Они нарвали нежно-сиреневых лесных гвоздичек. Семушка похлопал ладошкой по закрытой двери:
— Мамочка, мы цветов принесли. На. Я по щеке провел — они ласковые. А мы еще нашли птичкино гнездышко. Там деточки есть. Хочешь, я тебе покажу? У них красный рот.
— Подари цветочки свои дяде Форелю. Ты ж ему всё дарил. О маме-то не помнил. Не стучись больше.
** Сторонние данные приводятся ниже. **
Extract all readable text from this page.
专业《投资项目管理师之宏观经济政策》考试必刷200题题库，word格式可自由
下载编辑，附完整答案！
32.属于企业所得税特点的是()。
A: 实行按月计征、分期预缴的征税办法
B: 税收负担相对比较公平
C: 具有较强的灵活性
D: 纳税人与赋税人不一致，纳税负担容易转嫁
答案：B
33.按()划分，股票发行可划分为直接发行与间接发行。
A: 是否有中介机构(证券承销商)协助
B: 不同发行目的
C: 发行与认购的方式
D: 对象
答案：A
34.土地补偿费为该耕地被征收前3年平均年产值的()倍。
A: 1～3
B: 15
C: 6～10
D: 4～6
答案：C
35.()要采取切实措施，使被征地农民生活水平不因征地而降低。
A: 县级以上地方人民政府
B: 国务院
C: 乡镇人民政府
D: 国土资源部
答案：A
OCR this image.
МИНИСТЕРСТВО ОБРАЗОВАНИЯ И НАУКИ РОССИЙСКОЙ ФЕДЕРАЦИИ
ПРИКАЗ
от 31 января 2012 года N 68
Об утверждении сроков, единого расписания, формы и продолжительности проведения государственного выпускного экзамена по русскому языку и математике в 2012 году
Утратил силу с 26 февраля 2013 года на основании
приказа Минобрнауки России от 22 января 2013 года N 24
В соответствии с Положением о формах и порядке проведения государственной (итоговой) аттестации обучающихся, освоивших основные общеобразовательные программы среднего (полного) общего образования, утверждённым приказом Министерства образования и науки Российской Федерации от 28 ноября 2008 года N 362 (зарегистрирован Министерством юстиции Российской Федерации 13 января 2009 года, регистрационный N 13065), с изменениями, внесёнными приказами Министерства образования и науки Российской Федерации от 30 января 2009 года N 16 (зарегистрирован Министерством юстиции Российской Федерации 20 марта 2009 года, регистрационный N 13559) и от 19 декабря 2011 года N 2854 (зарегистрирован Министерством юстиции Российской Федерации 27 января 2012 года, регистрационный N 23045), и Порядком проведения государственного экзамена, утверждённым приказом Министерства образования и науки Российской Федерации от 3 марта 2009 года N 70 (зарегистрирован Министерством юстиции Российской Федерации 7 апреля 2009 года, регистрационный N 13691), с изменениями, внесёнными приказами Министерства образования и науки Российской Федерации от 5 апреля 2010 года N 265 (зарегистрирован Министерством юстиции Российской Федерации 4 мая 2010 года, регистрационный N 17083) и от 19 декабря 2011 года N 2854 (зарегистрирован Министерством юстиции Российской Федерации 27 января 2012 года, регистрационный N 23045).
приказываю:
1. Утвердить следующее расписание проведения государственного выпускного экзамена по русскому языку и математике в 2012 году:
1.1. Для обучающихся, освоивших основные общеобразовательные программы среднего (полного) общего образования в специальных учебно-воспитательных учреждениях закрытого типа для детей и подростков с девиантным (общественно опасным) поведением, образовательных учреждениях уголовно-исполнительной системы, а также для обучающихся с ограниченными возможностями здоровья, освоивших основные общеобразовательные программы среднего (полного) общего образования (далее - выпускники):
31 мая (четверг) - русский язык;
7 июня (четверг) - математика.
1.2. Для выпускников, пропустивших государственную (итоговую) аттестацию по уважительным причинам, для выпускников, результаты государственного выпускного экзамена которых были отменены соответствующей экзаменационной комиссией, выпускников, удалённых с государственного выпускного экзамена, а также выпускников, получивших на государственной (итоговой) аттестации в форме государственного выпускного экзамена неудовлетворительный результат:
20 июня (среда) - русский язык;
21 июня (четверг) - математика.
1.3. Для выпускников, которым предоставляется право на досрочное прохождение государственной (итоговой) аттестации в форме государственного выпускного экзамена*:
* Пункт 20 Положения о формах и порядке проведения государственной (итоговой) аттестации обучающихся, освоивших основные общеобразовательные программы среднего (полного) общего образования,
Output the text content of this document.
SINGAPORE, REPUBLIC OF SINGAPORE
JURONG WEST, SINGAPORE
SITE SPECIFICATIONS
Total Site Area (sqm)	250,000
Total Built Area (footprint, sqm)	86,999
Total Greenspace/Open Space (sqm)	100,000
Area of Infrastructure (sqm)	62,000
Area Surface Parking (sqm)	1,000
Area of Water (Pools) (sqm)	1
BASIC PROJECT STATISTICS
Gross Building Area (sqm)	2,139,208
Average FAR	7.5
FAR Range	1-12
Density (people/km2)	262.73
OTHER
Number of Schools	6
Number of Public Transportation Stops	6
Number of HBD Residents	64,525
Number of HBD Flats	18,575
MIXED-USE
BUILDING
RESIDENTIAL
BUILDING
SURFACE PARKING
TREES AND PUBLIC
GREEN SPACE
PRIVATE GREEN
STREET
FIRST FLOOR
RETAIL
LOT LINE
Семушка обиделся, заплакал:
— Ты нехорошая. Я скажу дяде Форелю.
«Дура! Набитая дура!» — злясь, мысленно ругался Григорий. Обняв сына, повел на кухню.
— Не плачь. Мы с тобой сейчас пожарим картошечки. Она любит жареную картошку. Придет, и мы заставим ее прощенья просить. Что это такое? Старались, старались, а она… Я же извинился, раз обидел ее…
Григорий растопил плиту. У Семушкиной няни он выпросил на время чугунную сковороду. Раскалил ее, нарезал сала, бросил. Зашипело оно, забрызгало, зачадило. Пока топилось, Григорий почистил и накрошил картошку.
Семушка с нетерпеньем следил за шкварками. И только побурели, запрыгал:
— Папа, давай.
Григорий сгреб зажаристые шкварки в тарелку, поставил на стол — вот твое угощенье! Ешь, сын. А сам вывалил на сковороду белое картофельное крошево. Вкусный пар ударил в лицо. Поплыл по комнате. «А я вот еще луковицу разрежу — то-то запах будет! Не усидишь в своей келье. Проймет голод, появится и голос», — думал он. И луку намельчил. Перемешал все в сковородке ножом. И сам даже, как Семушка, заплясал: «Не картошка — объеденье. Выйдешь, милая!»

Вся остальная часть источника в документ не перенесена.